At Last, FDA Issues (Draft) Guidance on 510(k) TransfersDecember 23, 2014
By Jeffrey K. Shapiro –
FDA has always allowed companies to transfer 510(k) clearances without obtaining new clearance. Indeed, this blogger provided a short primer on the topic 15 years ago. However, this administrative practice has long been shrouded in mystery, because FDA has never published guidance.
The key points:
FDA allows allows a 510(k) holder to transfer clearance without a new 510(k) clearance (absent a significant modification of the device). There may be only one 510(k) holder at a time.
Notice of a 510(k) transfer is (and always has been) accomplished via compliance with device listing requirements. The transferor notifies FDA by de-listing the device, and the transferee notifies FDA by newly listing the device. Although the regulations only require an update annually, the federal register notice for the draft guidance estimates that 78% of listing updates are voluntary changes outside the annual registration cycle.

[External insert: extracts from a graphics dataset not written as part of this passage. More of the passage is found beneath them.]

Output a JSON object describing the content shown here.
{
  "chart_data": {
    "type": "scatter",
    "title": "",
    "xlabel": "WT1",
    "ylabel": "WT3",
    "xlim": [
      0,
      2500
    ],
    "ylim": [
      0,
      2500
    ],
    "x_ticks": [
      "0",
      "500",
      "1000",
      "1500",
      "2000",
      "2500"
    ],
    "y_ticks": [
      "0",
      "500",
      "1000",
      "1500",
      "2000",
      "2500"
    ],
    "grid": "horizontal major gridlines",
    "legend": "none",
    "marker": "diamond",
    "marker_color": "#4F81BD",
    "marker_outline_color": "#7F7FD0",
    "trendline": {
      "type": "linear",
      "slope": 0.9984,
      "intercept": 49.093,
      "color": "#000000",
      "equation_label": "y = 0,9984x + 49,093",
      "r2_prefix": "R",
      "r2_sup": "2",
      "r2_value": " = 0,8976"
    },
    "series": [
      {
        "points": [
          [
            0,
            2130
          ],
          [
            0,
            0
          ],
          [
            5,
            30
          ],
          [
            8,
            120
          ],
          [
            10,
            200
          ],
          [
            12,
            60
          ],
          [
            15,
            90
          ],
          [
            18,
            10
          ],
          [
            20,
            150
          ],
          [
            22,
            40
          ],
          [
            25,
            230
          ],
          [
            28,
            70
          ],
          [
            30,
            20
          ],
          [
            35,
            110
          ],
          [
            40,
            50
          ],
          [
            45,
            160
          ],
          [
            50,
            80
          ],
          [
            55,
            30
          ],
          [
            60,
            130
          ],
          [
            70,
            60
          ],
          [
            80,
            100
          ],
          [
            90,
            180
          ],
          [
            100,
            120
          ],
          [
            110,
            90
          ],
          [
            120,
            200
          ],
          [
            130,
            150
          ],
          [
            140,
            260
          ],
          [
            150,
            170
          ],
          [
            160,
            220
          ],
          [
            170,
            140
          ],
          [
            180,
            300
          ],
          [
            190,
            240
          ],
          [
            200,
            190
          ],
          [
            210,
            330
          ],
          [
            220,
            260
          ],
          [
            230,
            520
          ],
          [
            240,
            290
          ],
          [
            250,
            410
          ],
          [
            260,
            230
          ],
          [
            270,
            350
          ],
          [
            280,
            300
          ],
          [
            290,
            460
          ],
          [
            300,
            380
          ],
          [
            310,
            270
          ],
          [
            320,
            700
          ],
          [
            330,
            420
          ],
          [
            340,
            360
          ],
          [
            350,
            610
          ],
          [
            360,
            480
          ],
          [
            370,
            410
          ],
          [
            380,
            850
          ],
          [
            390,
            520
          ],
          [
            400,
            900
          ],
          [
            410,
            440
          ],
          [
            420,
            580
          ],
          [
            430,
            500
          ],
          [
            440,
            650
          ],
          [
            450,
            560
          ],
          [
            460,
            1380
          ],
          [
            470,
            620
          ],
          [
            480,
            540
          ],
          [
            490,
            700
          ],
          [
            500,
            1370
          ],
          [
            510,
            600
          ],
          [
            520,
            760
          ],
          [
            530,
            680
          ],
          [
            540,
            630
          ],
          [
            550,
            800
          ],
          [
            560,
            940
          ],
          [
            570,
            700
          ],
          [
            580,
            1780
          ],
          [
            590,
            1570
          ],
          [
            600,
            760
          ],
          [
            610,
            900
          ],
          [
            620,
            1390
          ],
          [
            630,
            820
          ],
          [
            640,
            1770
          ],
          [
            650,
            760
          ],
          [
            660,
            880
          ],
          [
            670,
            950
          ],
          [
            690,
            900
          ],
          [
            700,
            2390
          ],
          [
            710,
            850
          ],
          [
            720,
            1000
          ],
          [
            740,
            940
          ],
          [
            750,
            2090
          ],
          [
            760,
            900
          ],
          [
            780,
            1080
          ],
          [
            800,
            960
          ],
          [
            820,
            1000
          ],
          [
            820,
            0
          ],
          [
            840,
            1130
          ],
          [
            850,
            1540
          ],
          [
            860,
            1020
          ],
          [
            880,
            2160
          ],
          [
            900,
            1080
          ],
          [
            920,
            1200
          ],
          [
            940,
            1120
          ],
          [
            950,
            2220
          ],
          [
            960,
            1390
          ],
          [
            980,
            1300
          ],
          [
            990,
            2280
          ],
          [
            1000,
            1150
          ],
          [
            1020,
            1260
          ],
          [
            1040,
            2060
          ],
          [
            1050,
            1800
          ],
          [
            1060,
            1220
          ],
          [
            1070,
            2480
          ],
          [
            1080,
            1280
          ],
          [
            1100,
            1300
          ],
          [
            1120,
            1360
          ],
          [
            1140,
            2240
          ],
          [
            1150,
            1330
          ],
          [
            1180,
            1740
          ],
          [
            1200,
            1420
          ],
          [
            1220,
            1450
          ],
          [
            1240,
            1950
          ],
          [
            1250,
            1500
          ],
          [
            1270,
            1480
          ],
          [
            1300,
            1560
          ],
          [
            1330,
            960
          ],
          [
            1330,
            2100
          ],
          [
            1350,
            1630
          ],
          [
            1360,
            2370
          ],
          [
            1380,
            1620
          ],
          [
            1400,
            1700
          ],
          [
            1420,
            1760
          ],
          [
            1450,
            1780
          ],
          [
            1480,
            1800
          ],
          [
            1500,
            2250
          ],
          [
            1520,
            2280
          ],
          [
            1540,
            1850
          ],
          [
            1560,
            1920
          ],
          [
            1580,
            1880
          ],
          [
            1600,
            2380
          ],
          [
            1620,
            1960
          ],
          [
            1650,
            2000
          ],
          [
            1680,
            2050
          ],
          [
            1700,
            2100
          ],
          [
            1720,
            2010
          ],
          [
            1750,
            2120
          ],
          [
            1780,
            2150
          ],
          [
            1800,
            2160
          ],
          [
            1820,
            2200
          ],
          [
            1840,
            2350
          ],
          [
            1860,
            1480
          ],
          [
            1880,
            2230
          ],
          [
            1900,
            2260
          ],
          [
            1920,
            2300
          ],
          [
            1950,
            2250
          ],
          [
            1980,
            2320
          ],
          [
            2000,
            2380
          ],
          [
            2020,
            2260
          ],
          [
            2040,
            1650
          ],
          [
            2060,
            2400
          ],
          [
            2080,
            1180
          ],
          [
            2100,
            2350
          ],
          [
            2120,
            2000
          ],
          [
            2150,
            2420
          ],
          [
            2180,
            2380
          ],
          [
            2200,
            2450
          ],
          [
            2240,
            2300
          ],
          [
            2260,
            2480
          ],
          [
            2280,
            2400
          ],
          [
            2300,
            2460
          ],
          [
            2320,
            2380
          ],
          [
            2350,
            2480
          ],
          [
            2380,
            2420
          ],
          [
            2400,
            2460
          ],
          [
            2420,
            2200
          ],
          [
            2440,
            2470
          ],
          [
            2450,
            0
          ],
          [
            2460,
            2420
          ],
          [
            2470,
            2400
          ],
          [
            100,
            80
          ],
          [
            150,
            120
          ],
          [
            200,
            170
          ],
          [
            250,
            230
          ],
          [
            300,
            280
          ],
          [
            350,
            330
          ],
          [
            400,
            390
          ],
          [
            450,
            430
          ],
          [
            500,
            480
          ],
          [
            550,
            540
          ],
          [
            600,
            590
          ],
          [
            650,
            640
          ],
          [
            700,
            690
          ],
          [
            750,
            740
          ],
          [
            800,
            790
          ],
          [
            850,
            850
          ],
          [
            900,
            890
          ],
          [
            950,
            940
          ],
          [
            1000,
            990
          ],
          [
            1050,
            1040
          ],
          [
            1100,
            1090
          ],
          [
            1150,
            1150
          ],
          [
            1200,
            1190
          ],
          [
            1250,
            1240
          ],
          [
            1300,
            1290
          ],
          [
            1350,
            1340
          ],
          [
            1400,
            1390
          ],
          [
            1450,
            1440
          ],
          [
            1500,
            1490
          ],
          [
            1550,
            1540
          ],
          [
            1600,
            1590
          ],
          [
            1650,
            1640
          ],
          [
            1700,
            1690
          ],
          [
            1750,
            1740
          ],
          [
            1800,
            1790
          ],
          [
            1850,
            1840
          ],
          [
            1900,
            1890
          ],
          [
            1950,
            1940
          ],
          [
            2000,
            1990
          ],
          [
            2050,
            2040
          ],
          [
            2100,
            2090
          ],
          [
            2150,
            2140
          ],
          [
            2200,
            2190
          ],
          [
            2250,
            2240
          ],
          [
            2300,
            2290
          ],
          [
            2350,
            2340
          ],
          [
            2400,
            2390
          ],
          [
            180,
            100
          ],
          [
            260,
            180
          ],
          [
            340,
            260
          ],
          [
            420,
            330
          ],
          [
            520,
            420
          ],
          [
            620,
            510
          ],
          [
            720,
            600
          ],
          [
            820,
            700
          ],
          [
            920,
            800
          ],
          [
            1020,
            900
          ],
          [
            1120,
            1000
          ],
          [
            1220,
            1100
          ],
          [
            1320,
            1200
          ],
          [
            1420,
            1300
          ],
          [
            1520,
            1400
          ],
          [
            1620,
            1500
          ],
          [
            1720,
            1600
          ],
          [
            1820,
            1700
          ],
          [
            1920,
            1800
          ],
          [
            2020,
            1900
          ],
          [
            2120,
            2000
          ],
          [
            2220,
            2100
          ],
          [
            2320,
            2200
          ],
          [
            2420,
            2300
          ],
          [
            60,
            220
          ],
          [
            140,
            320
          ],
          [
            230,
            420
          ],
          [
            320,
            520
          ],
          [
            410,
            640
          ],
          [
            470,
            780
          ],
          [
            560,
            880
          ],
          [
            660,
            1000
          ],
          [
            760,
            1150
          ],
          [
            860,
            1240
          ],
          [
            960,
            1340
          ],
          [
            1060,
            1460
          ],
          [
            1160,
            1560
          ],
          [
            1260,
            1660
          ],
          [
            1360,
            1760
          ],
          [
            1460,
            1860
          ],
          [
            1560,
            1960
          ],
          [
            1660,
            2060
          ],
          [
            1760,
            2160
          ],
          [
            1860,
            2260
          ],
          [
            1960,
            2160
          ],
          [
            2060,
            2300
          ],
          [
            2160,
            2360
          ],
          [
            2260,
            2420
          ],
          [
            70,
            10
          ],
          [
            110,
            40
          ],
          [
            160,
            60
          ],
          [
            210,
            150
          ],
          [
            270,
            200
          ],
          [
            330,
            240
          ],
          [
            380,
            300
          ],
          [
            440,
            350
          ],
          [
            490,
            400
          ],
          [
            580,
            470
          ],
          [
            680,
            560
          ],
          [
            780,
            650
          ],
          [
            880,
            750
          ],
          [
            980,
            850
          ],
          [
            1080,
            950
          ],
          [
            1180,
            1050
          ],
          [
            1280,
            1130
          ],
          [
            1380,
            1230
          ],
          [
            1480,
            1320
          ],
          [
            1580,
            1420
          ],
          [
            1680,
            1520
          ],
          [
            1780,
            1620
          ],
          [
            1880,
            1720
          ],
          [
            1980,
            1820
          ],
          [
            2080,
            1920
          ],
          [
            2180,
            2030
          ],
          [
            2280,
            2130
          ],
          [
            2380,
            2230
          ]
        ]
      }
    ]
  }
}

FDA has never had the capability to track 510(k) transfers through each iteration, and it still does not. What is new is that, for the first time, FDA has developed the ability to show the current 510(k) holder (as opposed to the original 510(k) holder) in the 510(k) clearance database. This capability has arisen because registration and listing regulations were altered in 2012 to require the 510(k) number associated with each device to be listed in FDA’s Unified Registration and Listing System (FURLS) Device Registration and Listing Module (DRLM). Taking advantage of this requirement, FDA has modified the 510(k) clearance database to sync with the FURLS DRLM so that the most recent 510(k) holder can appear in both databases.
Because FDA does not track 510(k) transfers, it is possible for ownership to be disputed. Interestingly, the federal register notice estimates there are approximately 2,000 such disputes per year, with an average of 2.3 parties involved (meaning that a good percentage of these disputes involve more than two parties). (This blogger’s primer has some tips on how 510(k) purchasers can mitigate this risk.)
If two persons claim to be the 510(k) holder, based upon conflicting listings, the draft guidance indicates that FDA will contact both parties and attempt to determine the rightful 510(k) holder. This willingness to intervene may be a new development, since in our experience FDA generally has shied away from involvement in these disputes.
The guidance does not provide procedural detail about how the dispute resolution process will be conducted. (It would be helpful if the final guidance did so.) The draft guidance does give examples of the type of documents that might be submitted to prove ownership: court orders, attestation from a previous uncontested 510(k) holder, a legal instrument (e.g., contract or will), and/or other documentation establishing the chain of transfers up to the current holder. A contest over ownership could be high stakes if both purported 510(k) holders are actively placing a device in commercial distribution under the same K number: the loser’s device will be deemed misbranded.
The draft guidance explains that a number of different parties may need to list a particular 510(k) number, in their role as manufacturer, specification developer, repacker/relabeler, single use device reprocessor or remanufacturer of a device. Furthermore, after the 510(k) holder has listed, under secondary parties are expected to list their customer’s 510(k) number (contract manufacturers, sterilizers, foreign exporters, and foreign private label distributors). The draft guidance does not explain how FDA will distinguish the 510(k) holder from others required to list the same number, but presumably these distinctions will be drawn based upon the activities of the listing party (e.g., if a sterilizer lists the 510(k) number, FDA will infer that it does not claim to be the 510(k) holder). It would be helpful if the final guidance addressed this topic more clearly.
Finally, the transfer of a 510(k) relating to an in vitro diagnostic (IVD) test raises an additional issue. FDA is responsible for categorization of commercially marketed IVD tests under the Clinical Laboratory Improvement Amendments of 1988 (CLIA). The draft guidance indicates that where the name of a cleared device changes, or the name of the manufacturer or distributor changes, an updated label and copy of the package insert should be submitted to ensure accurate CLIA categorization and record of the 510(k) holder and device information. This recommendation is a bit of a trap, because FDA may take the opportunity to consider changes to the test since clearance, and the new 510(k) holder may be required to provide a new CLIA and/or 510(k) submission. Nonetheless, it is difficult to see how to avoid it, since failure to do so will mean that the CLIA categorization database does not list the new 510(k) holder.